PublicInvest Research views this positively because it can improve the non-regulated revenue, and also help TNB to expand their business to other country. The Balloki Power Plant forecast to operate in 2018. This is the largest single power plant O&M contract for TNB. Lastly, according to the annual report 2017, the revenue had gradually increase from RM 35848.40mil to RM 47416.90mil. Net profit attributable to the owners of the company had been increase from year 2012 to 2014, but decrease in 2015 and 2017. From the aspect of earnings per share, TNB has achieve 80.71sen and 122sen during year 2012 and 2015. The return on asset of year 2012 was 4.5% had been increase to 6.6% in 2015 but decrease in year 2016 and 2017. Based on the security market line (SML) graph above, Pavilion REIT is outperform because they have an expected return which is greater than the required rate of return.

According to Starproperty at 26th April 2013, Pavilion REIT is outperform because they have better rental growth and new assets may inject in the period of medium to long term. Maybank Investment Bank Research said that the firm will get good performances in the financial year 2013 because most of the lettable area have to renewal in third quarter and assumed the rental growth rate would increase in double digit in subsequent year.

The demand of tenant is more than supply due to the strategic location, thus providing plenty of rental reversion upside, considered the rental is lower than others shopping mall.

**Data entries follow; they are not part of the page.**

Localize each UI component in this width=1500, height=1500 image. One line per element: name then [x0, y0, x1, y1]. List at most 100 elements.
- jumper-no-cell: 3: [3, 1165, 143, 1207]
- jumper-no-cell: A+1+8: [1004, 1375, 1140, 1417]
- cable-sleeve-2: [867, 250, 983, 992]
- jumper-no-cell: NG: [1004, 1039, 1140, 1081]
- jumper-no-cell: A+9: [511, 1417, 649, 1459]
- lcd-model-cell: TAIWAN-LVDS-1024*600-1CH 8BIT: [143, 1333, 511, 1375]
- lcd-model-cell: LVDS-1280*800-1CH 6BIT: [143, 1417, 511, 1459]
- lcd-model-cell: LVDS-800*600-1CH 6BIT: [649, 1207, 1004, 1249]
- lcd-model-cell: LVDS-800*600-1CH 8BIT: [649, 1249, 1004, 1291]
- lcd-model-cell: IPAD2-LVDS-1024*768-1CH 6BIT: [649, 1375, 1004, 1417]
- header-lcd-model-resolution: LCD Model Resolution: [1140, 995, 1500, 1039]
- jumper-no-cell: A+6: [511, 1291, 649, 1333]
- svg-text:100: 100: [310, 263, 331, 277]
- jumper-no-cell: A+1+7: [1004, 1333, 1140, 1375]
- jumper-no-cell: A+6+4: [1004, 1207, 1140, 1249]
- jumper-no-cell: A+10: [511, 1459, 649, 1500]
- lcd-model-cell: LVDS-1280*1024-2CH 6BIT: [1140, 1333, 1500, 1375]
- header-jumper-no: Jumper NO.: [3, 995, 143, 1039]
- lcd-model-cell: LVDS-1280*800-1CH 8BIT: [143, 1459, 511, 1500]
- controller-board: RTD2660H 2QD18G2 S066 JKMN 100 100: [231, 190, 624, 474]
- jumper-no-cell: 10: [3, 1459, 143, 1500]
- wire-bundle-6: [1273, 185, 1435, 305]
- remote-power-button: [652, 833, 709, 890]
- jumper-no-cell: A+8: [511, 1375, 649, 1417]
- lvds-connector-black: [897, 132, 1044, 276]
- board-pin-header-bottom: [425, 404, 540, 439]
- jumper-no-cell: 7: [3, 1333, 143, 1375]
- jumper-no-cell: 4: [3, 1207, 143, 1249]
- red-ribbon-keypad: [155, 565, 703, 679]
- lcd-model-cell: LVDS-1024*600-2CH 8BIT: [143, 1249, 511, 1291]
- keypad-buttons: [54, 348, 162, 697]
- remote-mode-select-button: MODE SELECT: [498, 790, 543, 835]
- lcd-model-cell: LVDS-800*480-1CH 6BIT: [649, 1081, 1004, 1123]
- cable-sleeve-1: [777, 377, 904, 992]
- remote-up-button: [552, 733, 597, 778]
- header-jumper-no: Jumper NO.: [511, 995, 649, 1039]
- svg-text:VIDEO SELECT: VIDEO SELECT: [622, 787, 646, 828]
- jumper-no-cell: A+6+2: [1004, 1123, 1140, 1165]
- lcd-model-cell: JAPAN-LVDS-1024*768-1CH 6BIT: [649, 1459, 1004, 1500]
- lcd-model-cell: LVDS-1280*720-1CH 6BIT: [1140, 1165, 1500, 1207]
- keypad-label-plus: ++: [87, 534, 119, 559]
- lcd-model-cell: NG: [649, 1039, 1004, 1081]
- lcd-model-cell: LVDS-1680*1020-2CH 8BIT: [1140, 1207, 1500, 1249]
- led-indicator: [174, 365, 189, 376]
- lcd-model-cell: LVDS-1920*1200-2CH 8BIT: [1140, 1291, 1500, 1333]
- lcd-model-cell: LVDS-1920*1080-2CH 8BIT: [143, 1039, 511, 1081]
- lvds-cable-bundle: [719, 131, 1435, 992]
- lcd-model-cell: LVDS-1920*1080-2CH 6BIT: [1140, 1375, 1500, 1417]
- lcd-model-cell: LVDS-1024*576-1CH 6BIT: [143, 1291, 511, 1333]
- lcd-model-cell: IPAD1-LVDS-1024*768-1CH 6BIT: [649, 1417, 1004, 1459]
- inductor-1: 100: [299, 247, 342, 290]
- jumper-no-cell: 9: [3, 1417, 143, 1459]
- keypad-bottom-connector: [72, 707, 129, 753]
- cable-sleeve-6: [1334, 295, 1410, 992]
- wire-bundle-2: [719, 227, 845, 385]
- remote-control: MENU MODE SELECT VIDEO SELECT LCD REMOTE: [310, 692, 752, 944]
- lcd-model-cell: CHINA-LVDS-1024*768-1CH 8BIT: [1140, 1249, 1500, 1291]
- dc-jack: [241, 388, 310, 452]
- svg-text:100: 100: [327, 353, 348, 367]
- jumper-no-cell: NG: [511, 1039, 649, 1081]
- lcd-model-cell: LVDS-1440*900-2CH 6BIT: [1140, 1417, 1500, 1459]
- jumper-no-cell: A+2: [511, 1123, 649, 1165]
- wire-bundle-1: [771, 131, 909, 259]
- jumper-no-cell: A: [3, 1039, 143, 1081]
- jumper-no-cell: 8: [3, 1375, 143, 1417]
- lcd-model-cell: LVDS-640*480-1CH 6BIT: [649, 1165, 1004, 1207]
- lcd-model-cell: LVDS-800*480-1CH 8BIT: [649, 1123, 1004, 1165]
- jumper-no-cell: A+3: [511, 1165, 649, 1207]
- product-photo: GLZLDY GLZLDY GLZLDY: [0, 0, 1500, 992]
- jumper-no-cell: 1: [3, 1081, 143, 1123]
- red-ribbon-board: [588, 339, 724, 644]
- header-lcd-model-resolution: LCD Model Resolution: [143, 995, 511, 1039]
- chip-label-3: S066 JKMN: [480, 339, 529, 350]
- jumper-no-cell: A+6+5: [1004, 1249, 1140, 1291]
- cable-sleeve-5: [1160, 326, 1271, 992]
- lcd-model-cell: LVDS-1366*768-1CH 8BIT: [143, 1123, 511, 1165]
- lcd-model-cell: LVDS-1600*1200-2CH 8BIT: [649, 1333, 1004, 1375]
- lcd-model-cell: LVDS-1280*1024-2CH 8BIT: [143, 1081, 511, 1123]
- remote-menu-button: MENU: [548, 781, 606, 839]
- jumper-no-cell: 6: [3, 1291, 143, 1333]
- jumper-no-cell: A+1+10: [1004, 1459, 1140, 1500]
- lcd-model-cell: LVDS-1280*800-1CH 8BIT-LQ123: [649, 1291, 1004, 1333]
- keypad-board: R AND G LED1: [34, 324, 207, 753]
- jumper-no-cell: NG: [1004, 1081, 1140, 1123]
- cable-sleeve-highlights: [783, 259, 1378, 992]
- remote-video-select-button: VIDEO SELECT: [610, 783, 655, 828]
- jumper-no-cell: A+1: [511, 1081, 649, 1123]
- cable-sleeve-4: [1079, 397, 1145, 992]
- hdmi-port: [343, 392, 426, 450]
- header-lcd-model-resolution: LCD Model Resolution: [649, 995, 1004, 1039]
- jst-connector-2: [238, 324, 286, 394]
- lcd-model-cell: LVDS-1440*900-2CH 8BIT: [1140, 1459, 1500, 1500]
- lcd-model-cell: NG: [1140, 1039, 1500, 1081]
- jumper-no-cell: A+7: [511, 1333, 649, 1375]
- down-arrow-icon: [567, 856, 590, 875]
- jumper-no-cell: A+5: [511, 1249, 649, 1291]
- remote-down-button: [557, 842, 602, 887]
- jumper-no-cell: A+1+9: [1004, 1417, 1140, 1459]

If we assume a cap rate of 6.5% and the average rental rate of RM6.70 per square feet per month for Farenheit88 Mall, it was worth RM495mil.

Next, Hwang DBS-Vickers Research said that Pavilion REIT was main beneficary of a positive Malaysian macroeconomic and retail outlook. When mass rapid transit works and links were in place, they can get more profits.

Moreover, the price of REIT had increase 14% since January is outperform the FTSE Bursa Malaysia KL Composite Index’s 2% rise.